Originally Posted by francescomarra (Post 337106)

Note that we chosen the approach to fix the forcing, not the flux as done in the channelFoam application. This makes the differences with DNS results larger.

Why is the reason for that difference in the results?

Thanks for your help,

Mary

kerim July 7, 2013 01:26

Hi Steven

I have just started to learn open foam for DNS for the channel flow problem. Would you kindly to send me a copy of your Master thesis?!
My email Address is: kurbanaliev@yahoo.com

francescomarra July 7, 2013 18:39

Dear Mary,

sorry for my late answer. The question is simply explained. By fixing the flux you adjust at each time step the forcing function to ensure the correct flux. Ensuring the flux means to already satisfy the average of the velocity component normalt the coss section. Therefore errors in the computation of the stresses do not appears as flux errors.
Conversely, by just fixing the average pressure gradient, i.e. the force that "move" the fluid, and waiting for the average flux to equilibrate, it will be a results of how much well the stresses are computed. The computed numerical viscosity will affect the possibility for the medium to easely flow in the channel, and therefore the final value of the flux. If many errors are present in the computation they are anymore yet corrected during the computation to converge always to the same value of the flux, but accumulate and discrepancies can be quite large.

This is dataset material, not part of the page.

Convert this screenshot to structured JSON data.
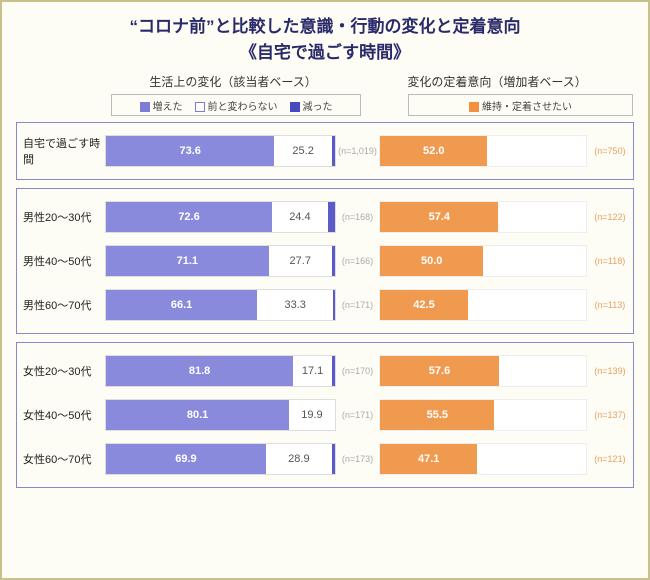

I hope this clarify the concept.

Best regards,

Franco

huangxianbei February 17, 2014 20:12

Quote:

Originally Posted by francescomarra (Post 438335)
Dear Mary,

sorry for my late answer. The question is simply explained. By fixing the flux you adjust at each time step the forcing function to ensure the correct flux. Ensuring the flux means to already satisfy the average of the velocity component normalt the coss section. Therefore errors in the computation of the stresses do not appears as flux errors.
Conversely, by just fixing the average pressure gradient, i.e. the force that "move" the fluid, and waiting for the average flux to equilibrate, it will be a results of how much well the stresses are computed. The computed numerical viscosity will affect the possibility for the medium to easely flow in the channel, and therefore the final value of the flux. If many errors are present in the computation they are anymore yet corrected during the computation to converge always to the same value of the flux, but accumulate and discrepancies can be quite large.

I hope this clarify the concept.

Best regards,

Franco

Hi,
Just as you say, fixing the flux and fixing the force are two ways to simulate channel flow. If the flux is fixed, that means the velocity across the channel is identified. While if the pressure gradient is fixed, the flux is pushed to vary according to the pressure gradient. I've used the two ways to simulate in Ansys CFX, however, when the channel rotates, only the fixed pressure gradient seems correct, and a strange thing happens that the velocity is almost 20times the data in papers. So in your opinion, which way is recommended?